Undang-undang identifikasi pemilih punya biaya tersembunyi, penelitian menunjukkan.
Mendapatkan tanda pengenal pemerintah berarti bepergian ke lembaga negara, memperoleh akta kelahiran, dan mengambil cuti kerja. Hal ini membuat banyak orang tidak dapat menjangkaunya, semacam pajak pemungutan suara abad ke-21.
Pengadilan federal dan negara bagian memilikinya terbalik undang-undang seperti itu di beberapa negara bagian, termasuk Georgia, North Carolina dan North Dakota, dengan alasan dampak buruknya terhadap pemilih Afrika-Amerika dan penduduk asli Amerika.
Namun Mahkamah Agung pada tahun 2008 menganggap undang-undang identitas pemilih Indiana a pencegah yang sah untuk penipuan pemilih.
Mungkin dampak yang paling merugikan bagi pemilih kulit hitam adalah keputusan Mahkamah Agung tahun 2013 yang melemahkan Undang-Undang Hak Pilih.
Shelby County v.
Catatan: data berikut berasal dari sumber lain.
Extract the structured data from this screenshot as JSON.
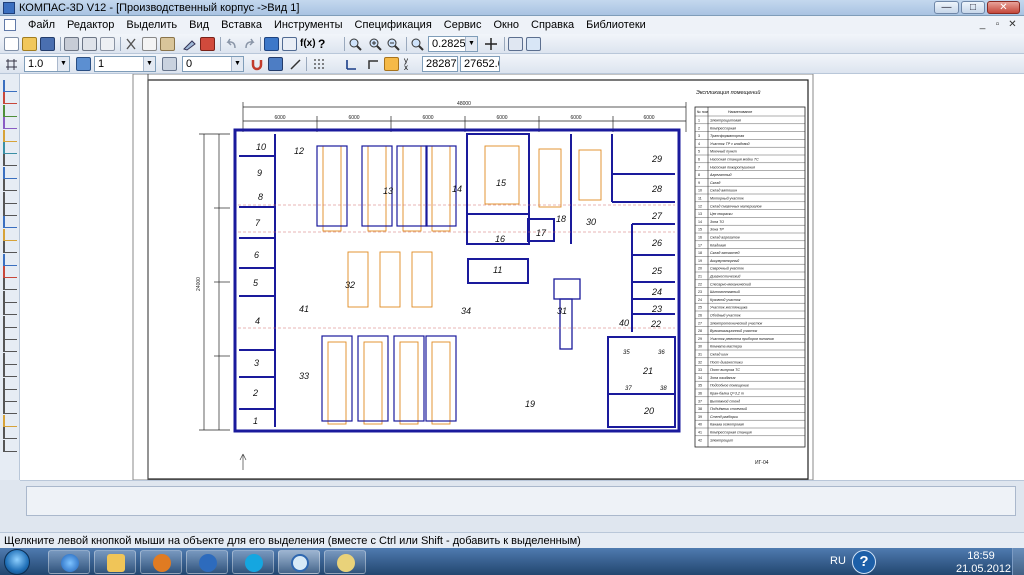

Pemegang mengakhiri 48 tahun pengawasan federal terhadap undang-undang pemungutan suara di wilayah selatan, menyimpulkan bahwa persyaratan tersebut didasarkan pada “fakta berusia 40 tahun yang tidak memiliki hubungan logis dengan masa kini.”
Peristiwa yang terjadi saat ini menunjukkan bahwa penindasan terhadap pemilih bukan lagi masa lalu.
Dari skandal pendaftaran pemilih di Georgia hingga distrik gerrymandered bahwa melemahkan kekuatan suara minoritas, jutaan orang mungkin tidak dapat mengikuti pemilu paruh waktu bulan November.
ZNetwork didanai semata-mata melalui kemurahan hati para pembacanya.